Editor: Samantha Ferreira
- Date: 4/7/2023
- Host: Helen McCarthy
In the earliest days of anime fandom, before Robotech, and even Star Blazers, anime fandom was defined by a wild, punk energy that was equal parts youthful brashness and calculated hustle. While The Clash held court at the Rainbow Theatre, anime fans in the UK were building a subculture that reveled in the iconoclastic energies of the era. As fans came and went, so too did their raw punk energy, which lives on through humble fanzines.
Helen McCarthy is a leading scholar of anime, having written more than a dozen books on the topic, in addition to co-authoring The Anime Encyclopedia with Jonathan Clements. On the afternoon of April 7, though, she was eager to spread the gospel of British fanzine culture. She arrived at the panel fifteen minutes early, though she was eager to start a conversation with the quickly filling panel room. “Anime has a way of infecting you,” she exclaimed to the audience with a warm smile, adding that “when I realized what anime was, I realized it was a key that could unlock entirely different art forms.”
By 3:30 PM, all eyes in the capacity crowd were on McCarthy, as she eagerly dove into her lecture. She explained that “This is my fandom, but I’ve forgotten so much about it!” Because of this, she wanted to chronicle the full, accurate story of the British fanzine scene. She hoped to educate anime fans about where they came from, how things worked, and how the subculture can continue to thrive in the modern era.
“There will not be a test,” she noted, “because that would be very un-punk!”
Before diving into the zine culture, McCarthy began with a crash course on the early history of British anime fandom. She began with the earliest days, which started in 1959 and were defined by films like Panda and the Magic Serpent and Alakazam the Great. From there, she moved into the first anime TV broadcasts, which included works like Marine Boy and Battle of the Planets. According to McCarthy, American adaptations of anime shows started filtering into the country because they were cheap to license. Kids of the era took notice, particularly of how “weird” these new shows were, but they could hardly deny their innate coolness.
Meanwhile, anime fandom—as anyone in the room would recognize it—began to take root outside of the schoolyards. Science fiction magazines began publishing articles about the cartoons and model kits that were being imported from the United States. In turn, fans took notice that they were more appealing than what had previously captured the hearts and minds of the greater community. Awareness of anime and manga steadily built with each passing day, as the budding fanbase hungered more for more of it.
McCarthy noted that she was working for the National Library of Britain, then. Unfortunately, her searches for new information about anime proved fruitless, as any information on record was either in a foreign language or patronizing in nature. This was exacerbated by the fact that few in the country were capable of translating Japanese to English, to the point that the translator for BBC’s adaptation of Monkey could neither read nor write Japanese.

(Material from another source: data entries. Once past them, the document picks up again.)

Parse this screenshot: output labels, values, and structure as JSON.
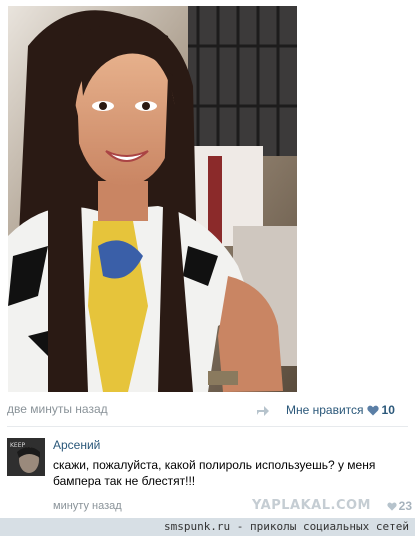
{
  "post": {
    "time": "две минуты назад",
    "like_label": "Мне нравится",
    "like_count": "10"
  },
  "comment": {
    "author": "Арсений",
    "text": "скажи, пожалуйста, какой полироль используешь? у меня бампера так не блестят!!!",
    "time": "минуту назад",
    "like_count": "23",
    "avatar_text": "KEEP"
  },
  "watermark": "YAPLAKAL.COM",
  "footer": "smspunk.ru - приколы социальных сетей",
  "colors": {
    "link": "#2b587a",
    "meta": "#8a9399",
    "footer_bg": "#d7dfe5"
  },
  "icons": [
    "share-icon",
    "heart-icon"
  ]
}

The first British anime fanzine made its way into the community in 1986. Titled Robotech UK, the book consisted entirely of an extended interview with Carl Macek. In 1988, Medtek, which focused on war games like Battletech, made its debut in fan communities. The publication would run through 1990, spanning several issues.
As McCarthy paged through each PowerPoint slide, she provided an anecdote about the people who made each publication happen, and who left an indelible mark on England’s anime community. She playfully commented on the totally punk escapades of long-running fanzine Trash City, which founder Jim McLennan photocopied at his office, using company resources, and still somehow managed to receive several promotions for diligence. In the next breath, she discussed founding her own zine, the Anime UK Newsletter, in 1990.
She explained how zine culture helped cons like Eastcon and Minami-con—which caps out at 500 attendees and only has openings when somebody dies—as well as clubs like Anime Babes and Anime Kyo find their footing. She repeatedly praised the diversity and ambition of fanzines of the era, from the all-woman Anime Babes group to the fanfic-centric Tales from the Cajun Sushi Bar, to the array of ecchi books.
When discussing the production of the zines themselves, McCarthy explained that layouts were primarily handled using cutouts and Cow Gum, adding that, “if you inhale it, you will be high as a kite!” As one would expect, this led to many layout mishaps over the years.
Due to their nature, though, anime zines were produced in low numbers, and the number of surviving copies continues to dwindle with the passage of time. McCarthy emphasized this fact on several occasions, and implored the audience to archive the materials they may have, so that future generations may learn from them.
Through the panel, she was affable and friendly and seemed genuinely delighted to be back in Boston. It was impossible to deny her intimate knowledge about the subject, which was delivered with an infectious sense of humor and playful sense of humor. She weaved her own experiences effortlessly into her lecture, as she guided the room through an era in which fans were not only willing but required to dig into the dirt to find anime in any form.
Update: 5/4/2023: Trash Taste was founded by Jim McLennan.